Corri esticando a minha mão para segurar a porta do elevador, mas alguém lá dentro, colocou o braço antes, fazendo o favor de me deixar entrar.
— Obriga… — disse assim que entrei, mas o rosto familiar me fez esquecer o resto das letras.
Era ele.
Ele com aquele terno cinza que tanto gostava e eu tanto odiava; usando a gravata amarela que dei de aniversário. Ele com aquele sorriso bobo no rosto que me deixava com as penas bambas. Ele que segurou a porta para mim como tantas vezes, “depois de você” sempre dizia.
Seus olhos brilharam.
— Imagina.
As portas se fecharam e ficamos mais uma vez lado a lado, depois de tanto tempo, sentindo um o cheiro familiar do outro, lembrando de tudo que tentávamos esquecer. O elevador foi subindo e minha pressão descendo e as memórias me atingiam como flechas em chamas. Seria possível o meu coração parar de bater, assim tão rápido?

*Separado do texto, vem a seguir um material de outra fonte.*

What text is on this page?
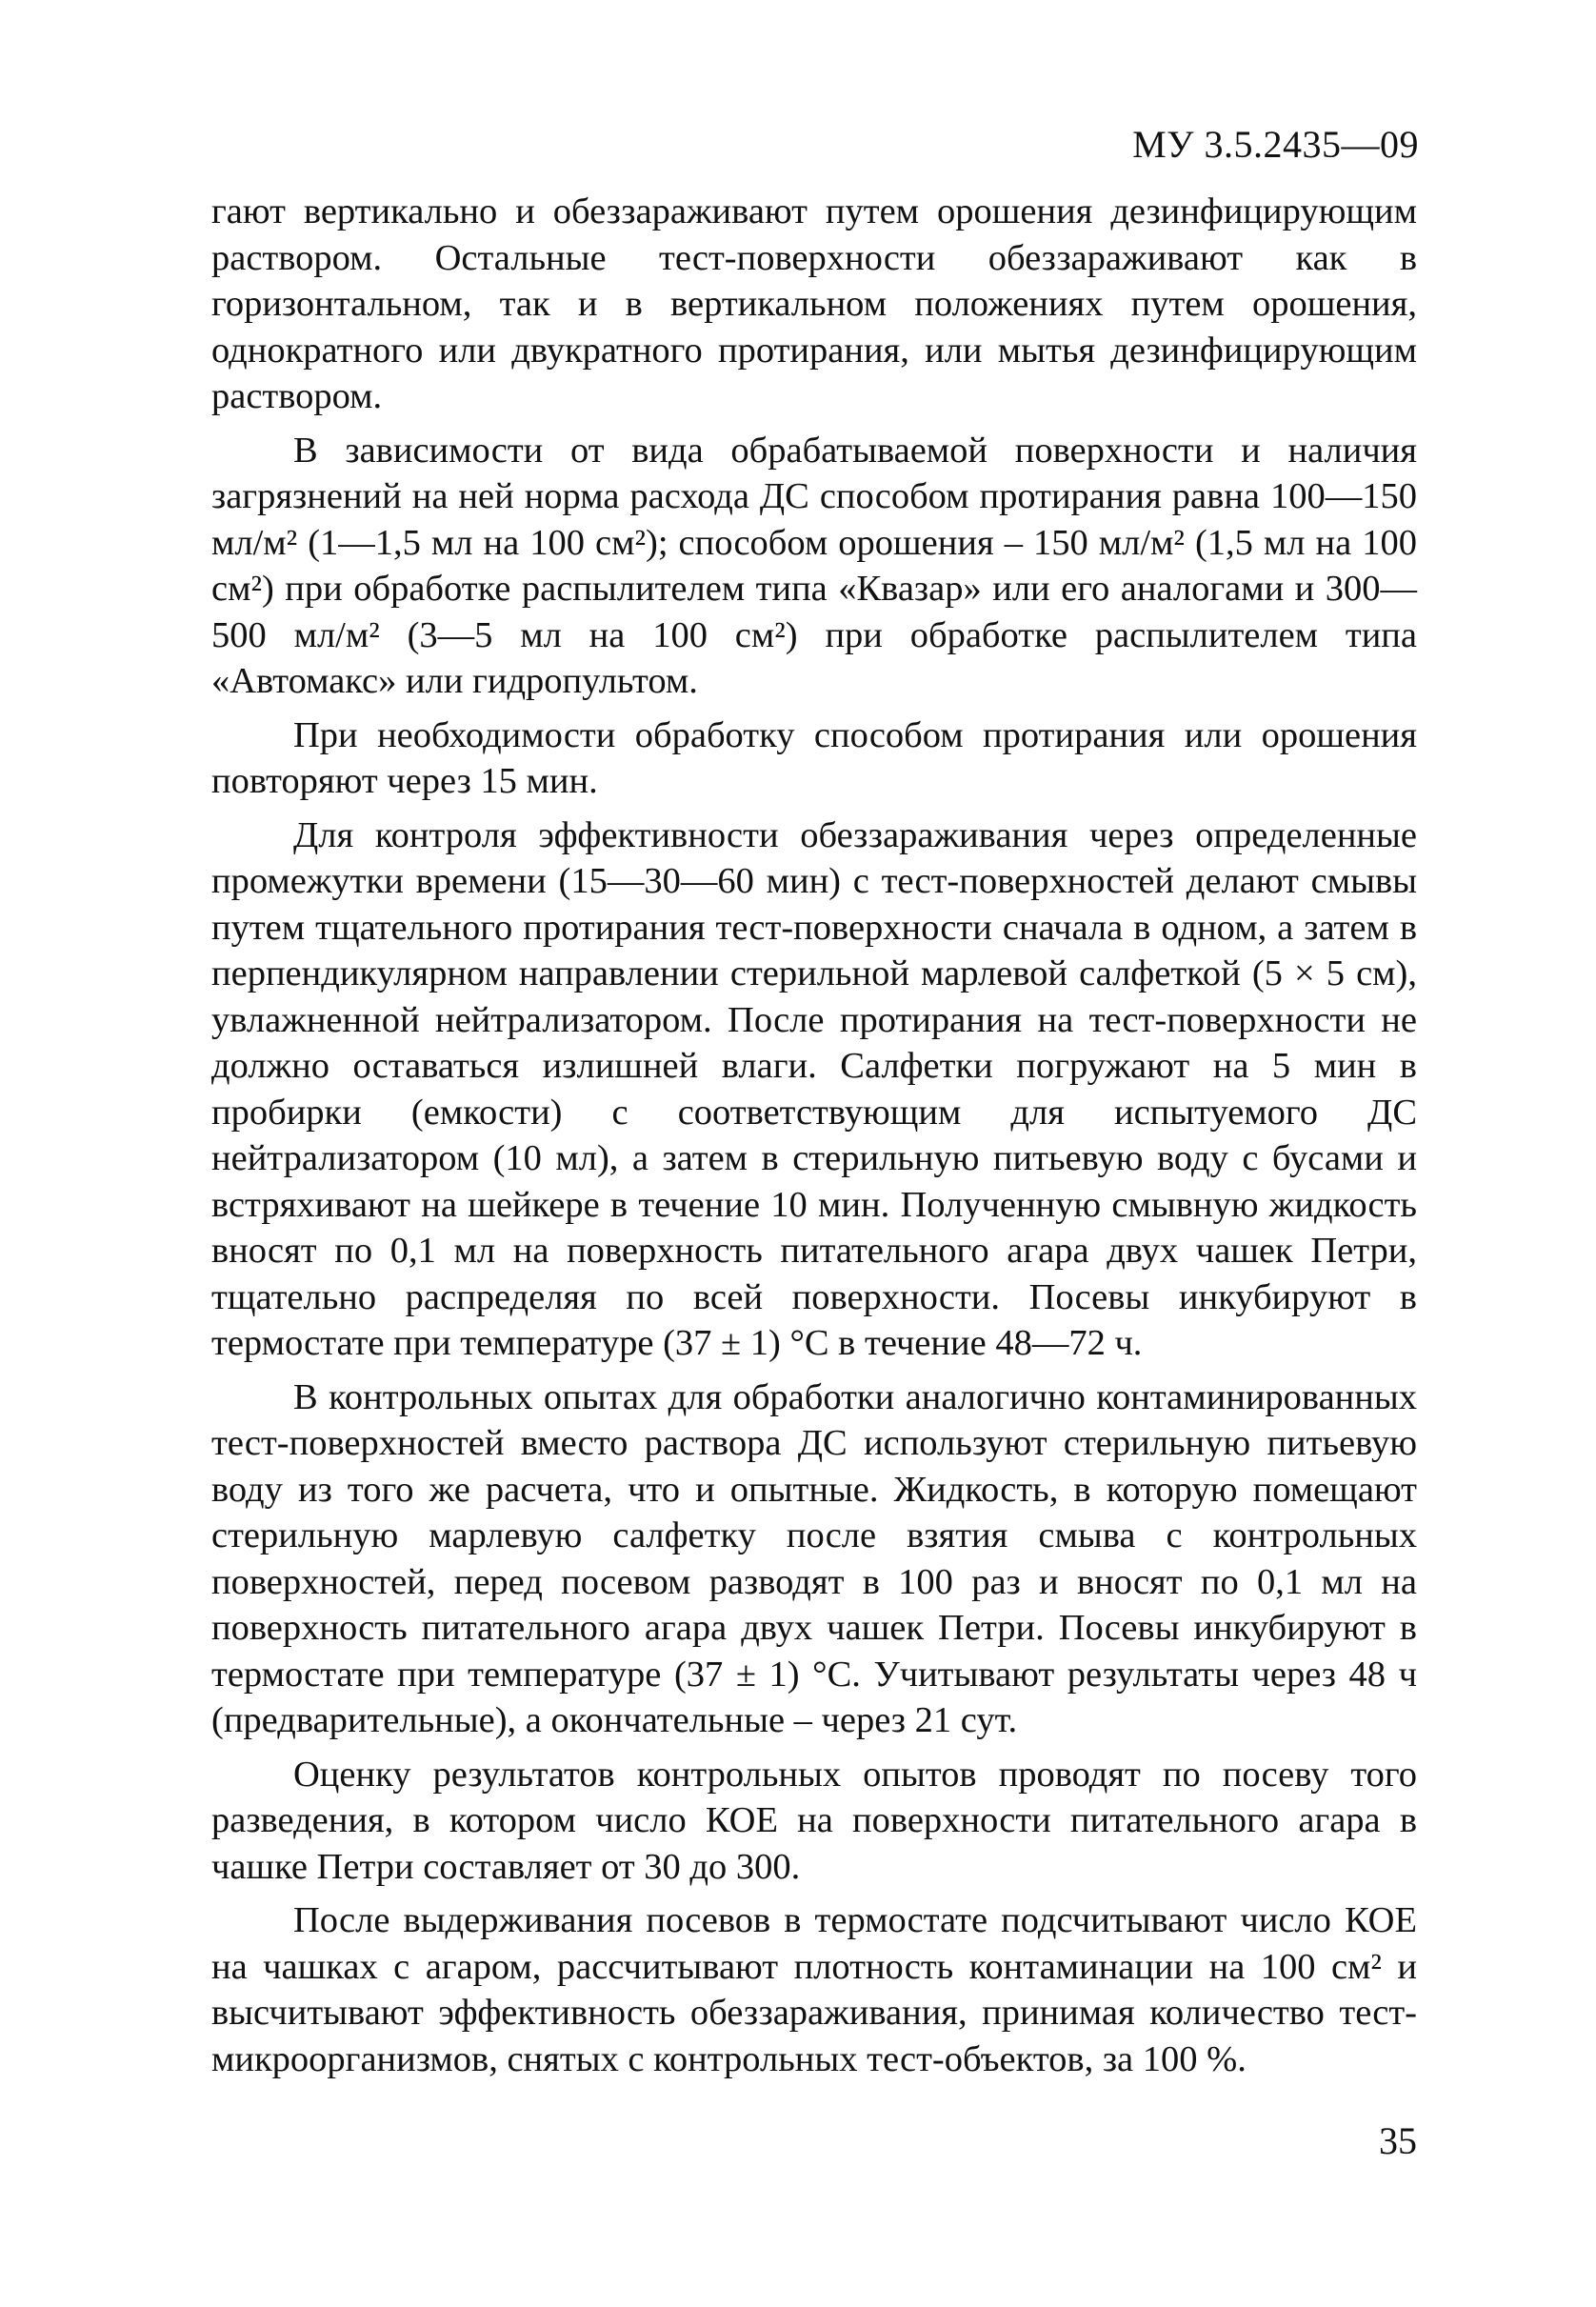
МУ 3.5.2435—09

гают вертикально и обеззараживают путем орошения дезинфицирующим раствором. Остальные тест-поверхности обеззараживают как в горизонтальном, так и в вертикальном положениях путем орошения, однократного или двукратного протирания, или мытья дезинфицирующим раствором.

В зависимости от вида обрабатываемой поверхности и наличия загрязнений на ней норма расхода ДС способом протирания равна 100—150 мл/м² (1—1,5 мл на 100 см²); способом орошения – 150 мл/м² (1,5 мл на 100 см²) при обработке распылителем типа «Квазар» или его аналогами и 300—500 мл/м² (3—5 мл на 100 см²) при обработке распылителем типа «Автомакс» или гидропультом.

При необходимости обработку способом протирания или орошения повторяют через 15 мин.

Для контроля эффективности обеззараживания через определенные промежутки времени (15—30—60 мин) с тест-поверхностей делают смывы путем тщательного протирания тест-поверхности сначала в одном, а затем в перпендикулярном направлении стерильной марлевой салфеткой (5 × 5 см), увлажненной нейтрализатором. После протирания на тест-поверхности не должно оставаться излишней влаги. Салфетки погружают на 5 мин в пробирки (емкости) с соответствующим для испытуемого ДС нейтрализатором (10 мл), а затем в стерильную питьевую воду с бусами и встряхивают на шейкере в течение 10 мин. Полученную смывную жидкость вносят по 0,1 мл на поверхность питательного агара двух чашек Петри, тщательно распределяя по всей поверхности. Посевы инкубируют в термостате при температуре (37 ± 1) °С в течение 48—72 ч.

В контрольных опытах для обработки аналогично контаминированных тест-поверхностей вместо раствора ДС используют стерильную питьевую воду из того же расчета, что и опытные. Жидкость, в которую помещают стерильную марлевую салфетку после взятия смыва с контрольных поверхностей, перед посевом разводят в 100 раз и вносят по 0,1 мл на поверхность питательного агара двух чашек Петри. Посевы инкубируют в термостате при температуре (37 ± 1) °С. Учитывают результаты через 48 ч (предварительные), а окончательные – через 21 сут.

Оценку результатов контрольных опытов проводят по посеву того разведения, в котором число КОЕ на поверхности питательного агара в чашке Петри составляет от 30 до 300.

После выдерживания посевов в термостате подсчитывают число КОЕ на чашках с агаром, рассчитывают плотность контаминации на 100 см² и высчитывают эффективность обеззараживания, принимая количество тест-микроорганизмов, снятых с контрольных тест-объектов, за 100 %.

35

— E aí? — ele disse sem tirar os olhos das portas metálicas. — Como cê tá?
— Bem. Tô bem — pigarreei. — E você?
— Bem também — nós dois respiramos fundo. — E a sua mãe? Como tá?
Abri um leve sorriso.
— Tá bem — olhei para ele com calma. — Tá viajando agora. Congresso. Sabe como ela é, sempre trabalhando.
Ele olhou para mim e sorriu.
— Sei sim. Sempre gostei dela. Você sabe disso.
— Sei.
E nos voltamos a encarar a porta cinzenta mais uma vez. De canto de olho, voltei a reparar nos detalhes que antes, conhecia como a palma da minha mão. Ele ainda usava os sapatos de couro marrom ralados na ponta, o relógio prata no pulso, a cicatriz no dedo esbranquiçada, tudo ainda estava lá. Talvez ainda continuasse o mesmo.
Olhei para a gravata estendida em seu peito, conseguia me lembrar perfeitamente do dia que comprei.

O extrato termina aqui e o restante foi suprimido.